Lydia Lopez, 36, claims retaliation against her forced her to quit the department after she rejected sexual advances from then-drug agent Bill Pooley, who was cleared in an internal investigation and subsequently promoted to police chief in Riverbank. Pooley also is a defendant.
In her third day on the witness stand, Lopez confirmed having written e-mails to two other male drug agents in January 2007, calling one "Handsome" and asking the other for a photo "so I could put it on my desk and look at you all night" while working a graveyard shift.
In a note to "Handsome," Lopez described herself "getting out of the shower, all wet, dripping with ... OK, here we go. See what you do to me?"
Lopez also confirmed that she visited her then-husband, a Norteño gang member now serving a life sentence, in jail four to six times while she was a sheriff's employee. But she denied having found information on two of his co-defendants in a restricted database on her first day after having been transferred to the jail.
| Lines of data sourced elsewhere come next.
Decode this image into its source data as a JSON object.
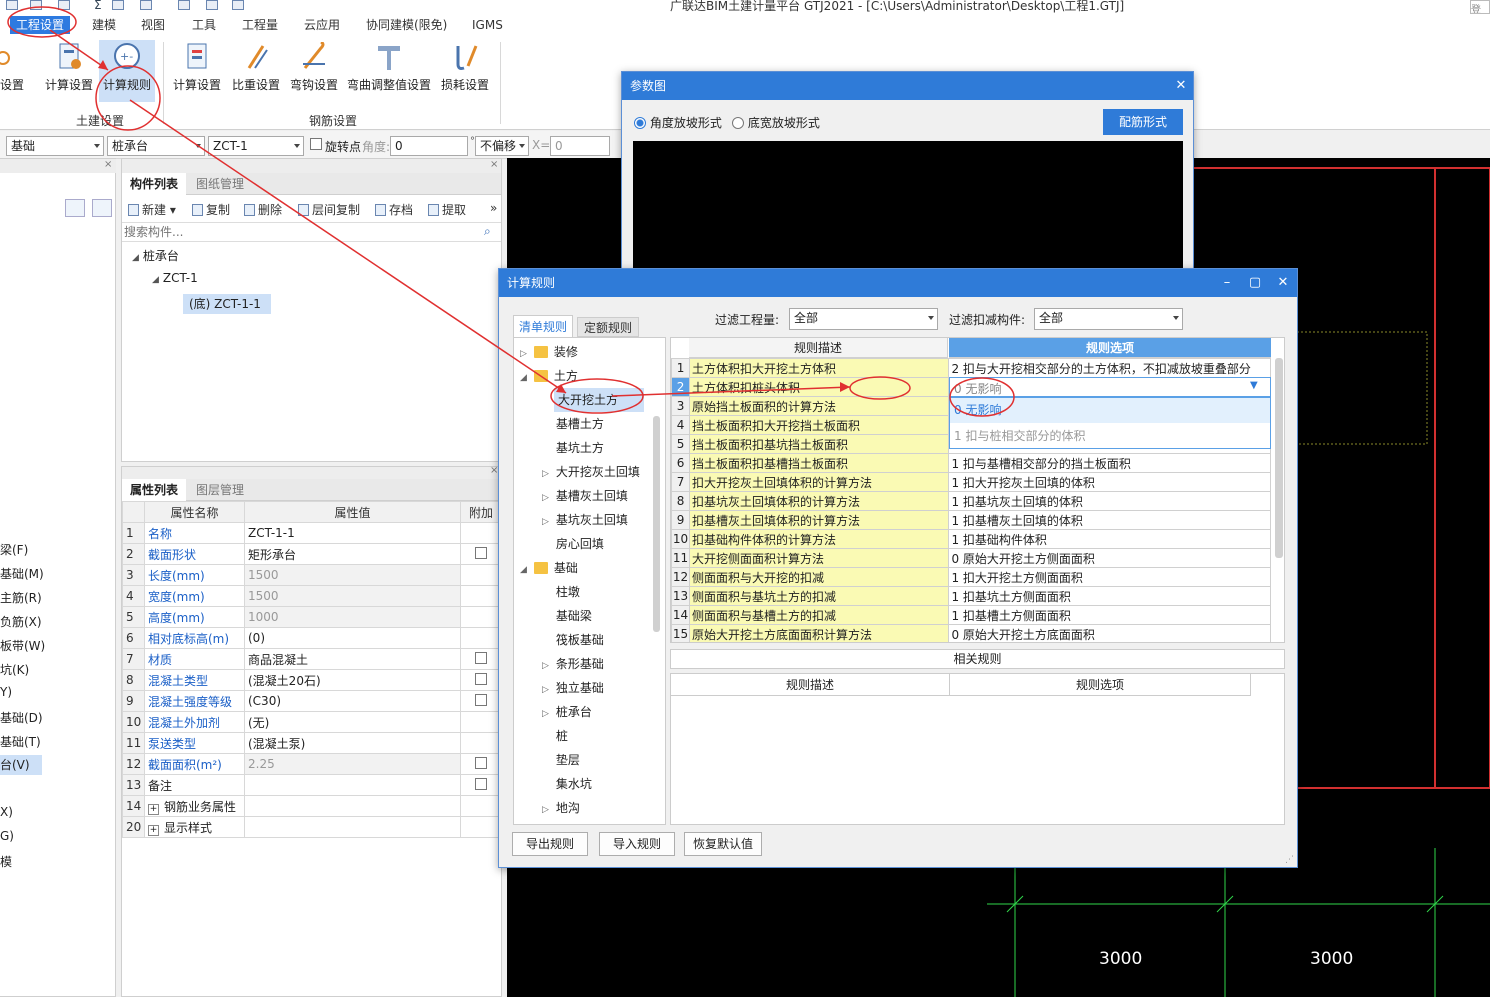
{
  "window": {
    "title": "广联达BIM土建计量平台 GTJ2021 - [C:\\Users\\Administrator\\Desktop\\工程1.GTJ]",
    "login_label": "登录"
  },
  "menu": [
    "工程设置",
    "建模",
    "视图",
    "工具",
    "工程量",
    "云应用",
    "协同建模(限免)",
    "IGMS"
  ],
  "ribbon": {
    "buttons": [
      "设置",
      "计算设置",
      "计算规则",
      "计算设置",
      "比重设置",
      "弯钩设置",
      "弯曲调整值设置",
      "损耗设置"
    ],
    "groups": [
      "土建设置",
      "钢筋设置"
    ]
  },
  "toolbar": {
    "floor_combo": "基础",
    "type_combo": "桩承台",
    "comp_combo": "ZCT-1",
    "rotate_label": "旋转点",
    "angle_label": "角度:",
    "angle_value": "0",
    "offset_combo": "不偏移",
    "x_label": "X=",
    "x_value": "0"
  },
  "left_partial": [
    "梁(F)",
    "基础(M)",
    "主筋(R)",
    "负筋(X)",
    "板带(W)",
    "坑(K)",
    "Y)",
    "基础(D)",
    "基础(T)",
    "台(V)",
    "X)",
    "G)",
    "模"
  ],
  "component_list": {
    "tabs": [
      "构件列表",
      "图纸管理"
    ],
    "actions": [
      "新建",
      "复制",
      "删除",
      "层间复制",
      "存档",
      "提取"
    ],
    "search_placeholder": "搜索构件...",
    "tree": [
      "桩承台",
      "ZCT-1",
      "(底) ZCT-1-1"
    ]
  },
  "property_list": {
    "tabs": [
      "属性列表",
      "图层管理"
    ],
    "headers": [
      "属性名称",
      "属性值",
      "附加"
    ],
    "rows": [
      {
        "n": "1",
        "name": "名称",
        "value": "ZCT-1-1"
      },
      {
        "n": "2",
        "name": "截面形状",
        "value": "矩形承台"
      },
      {
        "n": "3",
        "name": "长度(mm)",
        "value": "1500"
      },
      {
        "n": "4",
        "name": "宽度(mm)",
        "value": "1500"
      },
      {
        "n": "5",
        "name": "高度(mm)",
        "value": "1000"
      },
      {
        "n": "6",
        "name": "相对底标高(m)",
        "value": "(0)"
      },
      {
        "n": "7",
        "name": "材质",
        "value": "商品混凝土"
      },
      {
        "n": "8",
        "name": "混凝土类型",
        "value": "(混凝土20石)"
      },
      {
        "n": "9",
        "name": "混凝土强度等级",
        "value": "(C30)"
      },
      {
        "n": "10",
        "name": "混凝土外加剂",
        "value": "(无)"
      },
      {
        "n": "11",
        "name": "泵送类型",
        "value": "(混凝土泵)"
      },
      {
        "n": "12",
        "name": "截面面积(m²)",
        "value": "2.25"
      },
      {
        "n": "13",
        "name": "备注",
        "value": ""
      },
      {
        "n": "14",
        "name": "钢筋业务属性",
        "value": ""
      },
      {
        "n": "20",
        "name": "显示样式",
        "value": ""
      }
    ]
  },
  "param_dialog": {
    "title": "参数图",
    "radio1": "角度放坡形式",
    "radio2": "底宽放坡形式",
    "button": "配筋形式"
  },
  "calc_dialog": {
    "title": "计算规则",
    "tabs": [
      "清单规则",
      "定额规则"
    ],
    "filter_qty_label": "过滤工程量:",
    "filter_qty_value": "全部",
    "filter_deduct_label": "过滤扣减构件:",
    "filter_deduct_value": "全部",
    "tree": [
      "装修",
      "土方",
      "大开挖土方",
      "基槽土方",
      "基坑土方",
      "大开挖灰土回填",
      "基槽灰土回填",
      "基坑灰土回填",
      "房心回填",
      "基础",
      "柱墩",
      "基础梁",
      "筏板基础",
      "条形基础",
      "独立基础",
      "桩承台",
      "桩",
      "垫层",
      "集水坑",
      "地沟"
    ],
    "col_desc": "规则描述",
    "col_opt": "规则选项",
    "rules": [
      {
        "n": "1",
        "desc": "土方体积扣大开挖土方体积",
        "opt": "2  扣与大开挖相交部分的土方体积，不扣减放坡重叠部分"
      },
      {
        "n": "2",
        "desc": "土方体积扣桩头体积",
        "opt": "0  无影响"
      },
      {
        "n": "3",
        "desc": "原始挡土板面积的计算方法",
        "opt": ""
      },
      {
        "n": "4",
        "desc": "挡土板面积扣大开挖挡土板面积",
        "opt": ""
      },
      {
        "n": "5",
        "desc": "挡土板面积扣基坑挡土板面积",
        "opt": ""
      },
      {
        "n": "6",
        "desc": "挡土板面积扣基槽挡土板面积",
        "opt": "1  扣与基槽相交部分的挡土板面积"
      },
      {
        "n": "7",
        "desc": "扣大开挖灰土回填体积的计算方法",
        "opt": "1  扣大开挖灰土回填的体积"
      },
      {
        "n": "8",
        "desc": "扣基坑灰土回填体积的计算方法",
        "opt": "1  扣基坑灰土回填的体积"
      },
      {
        "n": "9",
        "desc": "扣基槽灰土回填体积的计算方法",
        "opt": "1  扣基槽灰土回填的体积"
      },
      {
        "n": "10",
        "desc": "扣基础构件体积的计算方法",
        "opt": "1  扣基础构件体积"
      },
      {
        "n": "11",
        "desc": "大开挖侧面面积计算方法",
        "opt": "0  原始大开挖土方侧面面积"
      },
      {
        "n": "12",
        "desc": "侧面面积与大开挖的扣减",
        "opt": "1  扣大开挖土方侧面面积"
      },
      {
        "n": "13",
        "desc": "侧面面积与基坑土方的扣减",
        "opt": "1  扣基坑土方侧面面积"
      },
      {
        "n": "14",
        "desc": "侧面面积与基槽土方的扣减",
        "opt": "1  扣基槽土方侧面面积"
      },
      {
        "n": "15",
        "desc": "原始大开挖土方底面面积计算方法",
        "opt": "0  原始大开挖土方底面面积"
      }
    ],
    "dropdown_options": [
      "0  无影响",
      "1  扣与桩相交部分的体积"
    ],
    "related_label": "相关规则",
    "related_cols": [
      "规则描述",
      "规则选项"
    ],
    "buttons": [
      "导出规则",
      "导入规则",
      "恢复默认值"
    ]
  },
  "cad": {
    "dim1": "3000",
    "dim2": "3000"
  },
  "colors": {
    "accent": "#2f7bd8",
    "annotation": "#e03030",
    "rule_desc_bg": "#fafab4",
    "grid_green": "#2fd64a"
  }
}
Under questioning by defense attorney Morin Jacob, Lopez seemed to abandon her claim that managers did not accommodate her depression disability, acknowledging that she never told anyone about it and did not seek psychiatric help despite a doctor's recommendation.
And Lopez acknowledged having chosen a graveyard shift, contradicting part of her attorney's version of retaliation against her.
'Scared and intimidated'
Lopez expanded on her reason for waiting 2½ years to report allegations that Pooley forced her to grope him in December 2004, blaming his alleged advances for causing some of the stress affecting her work.
"I had just started working there, I needed my job, I was scared and intimidated, and I didn't think anyone would believe me," she said.
The Sheriff's Department in recent months has faced legal challenges brought by 10 female employees. Sheriff Adam Christianson is expected to testify at the Lopez trial.
Lopez is expected to return to the witness stand today.